Vie pratique
La cuisine sauvage n’est pas une cuisine violente qui se mitonne en mode baston. Il s’agit simplement d’une cuisine qui se nourrit de plantes trouvées dans la nature à l’état sauvage. Pour l’occasion, l’asbl Cuisine sauvage nous a guidé dans les saveurs secrètes des baies et petits fruits d’automne. Attention, il s’agit de bien identifier les ingrédients récoltés et de respecter les quelques consignes que vous rencontrerez au gré des recettes. Pour l’identification, rendez-vous tout en confiance sur le site cuisinesauvage.org
► Le cynorrhodon
L’églantier s’assortit d’un faux-fruit rouge et arrondi appelé cynorrhodon. Sa paroi est charnue, rouge et lisse. Pour éviter de s‘irriter la bouche et la gorge, il est indispensable de retirer les poils et graines des cynorrhodons avant toute préparation culinaire. Lorsqu’ils sont mous, il suffit de les passer dans un passe-vite ou moulin à légume. S’ils sont encore fermes, on peut également les couper en deux et se débarrasser des poils et graines avec un petit couteau. Ils peuvent alors être utilisés directement ou séchés pour de futures tisanes.
Les fruits se récoltent généralement après les premières gelées lorsqu’ils sont devenus mous.
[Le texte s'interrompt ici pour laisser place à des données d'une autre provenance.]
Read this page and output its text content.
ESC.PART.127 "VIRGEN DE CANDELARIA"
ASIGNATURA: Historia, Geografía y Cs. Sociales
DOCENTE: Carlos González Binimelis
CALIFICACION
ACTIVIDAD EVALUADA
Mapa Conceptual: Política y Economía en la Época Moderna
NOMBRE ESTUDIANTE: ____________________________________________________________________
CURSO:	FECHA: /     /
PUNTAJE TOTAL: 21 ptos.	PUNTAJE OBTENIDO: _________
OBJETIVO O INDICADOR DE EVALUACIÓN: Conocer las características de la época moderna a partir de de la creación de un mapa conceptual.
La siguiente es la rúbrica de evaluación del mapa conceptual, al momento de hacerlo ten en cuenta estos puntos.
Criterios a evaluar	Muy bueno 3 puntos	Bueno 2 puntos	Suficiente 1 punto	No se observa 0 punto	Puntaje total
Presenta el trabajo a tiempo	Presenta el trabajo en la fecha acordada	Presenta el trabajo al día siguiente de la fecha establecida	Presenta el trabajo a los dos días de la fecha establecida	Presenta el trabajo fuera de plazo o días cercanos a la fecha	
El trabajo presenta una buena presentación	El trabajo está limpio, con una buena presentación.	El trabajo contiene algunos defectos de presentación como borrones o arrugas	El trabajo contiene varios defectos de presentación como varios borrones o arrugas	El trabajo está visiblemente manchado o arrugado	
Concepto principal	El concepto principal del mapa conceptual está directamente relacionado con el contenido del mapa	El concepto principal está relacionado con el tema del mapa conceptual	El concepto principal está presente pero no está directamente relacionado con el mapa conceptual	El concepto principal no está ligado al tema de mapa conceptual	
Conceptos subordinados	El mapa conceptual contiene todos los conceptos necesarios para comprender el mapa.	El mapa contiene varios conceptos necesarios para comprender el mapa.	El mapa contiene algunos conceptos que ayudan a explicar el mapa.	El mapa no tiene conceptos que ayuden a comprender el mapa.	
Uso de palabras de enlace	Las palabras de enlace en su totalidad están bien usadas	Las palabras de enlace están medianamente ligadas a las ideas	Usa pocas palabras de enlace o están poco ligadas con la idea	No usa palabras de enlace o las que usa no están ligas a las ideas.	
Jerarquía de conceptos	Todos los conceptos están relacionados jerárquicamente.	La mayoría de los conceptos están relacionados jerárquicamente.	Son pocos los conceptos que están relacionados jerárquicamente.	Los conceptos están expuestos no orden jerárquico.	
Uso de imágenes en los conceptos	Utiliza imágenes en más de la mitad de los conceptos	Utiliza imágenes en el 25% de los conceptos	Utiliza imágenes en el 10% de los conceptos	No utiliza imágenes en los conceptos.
Il est aussi possible de les récolter fermes et de les mettre une nuit ou deux au congélateur pour les ramollir. Les (faux-) fruits offrent une pulpe onctueuse et acidulée rappelant un peu celle du concentré de tomate. Une fois sucrée, cette pulpe est un délice.
► La nèfle
Le fruit du néflier est charnu, assez gros, arrondi en toupie et tronqué au sommet. Il renferme cinq noyaux. Son aspect fait penser à une petite pomme. La nèfle est brun verdâtre, puis, lorsqu’elle est blette, elle est brun rougeâtre. Les fruits du néflier se récoltent en général après les premières gelées. Les ancien·ne·s récoltaient parfois les nèfles encore bien fermes, les entreposaient dans le dernier foin de l’année et les y laissaient mûrir. Aujourd’hui, il est également possible de les faire mûrir en les mettant une nuit au congélateur. Cette « gelée » artificielle permet de ramollir les fruits encore fermes.
► Le gland
La récolte des glands se fait en automne lorsque les fruits sont bien mûrs et tombés au sol. Pour les consommer, il est nécessaire de supprimer une part des tanins qu’ils contiennent, tanins qui peuvent provoquer à forte dose des troubles digestifs (constipation) et des maux de tête. Pour cela, les glands, après avoir été écorcés, doivent être coupés en morceaux puis bouillis dans plusieurs eaux (les premières eaux sont très brunes, ce sont les tanins qui se solubilisent dans l’eau). Lorsque l’eau devient claire, les tanins ont été éliminés. Cette opération permet de consommer les glands sans danger et de se débarrasser de leur amertume et astringence.
► La cenelle
Les fruits rouges de l’églantier, les cenelles, se présentent comme des « mini-pommes ». Ils sont assez farineux et ont une faible saveur sucrée. Les cenelles sont généralement transformées en purée et ajoutées à de la farine pour confectionner des biscuits, des galettes et des bouillies.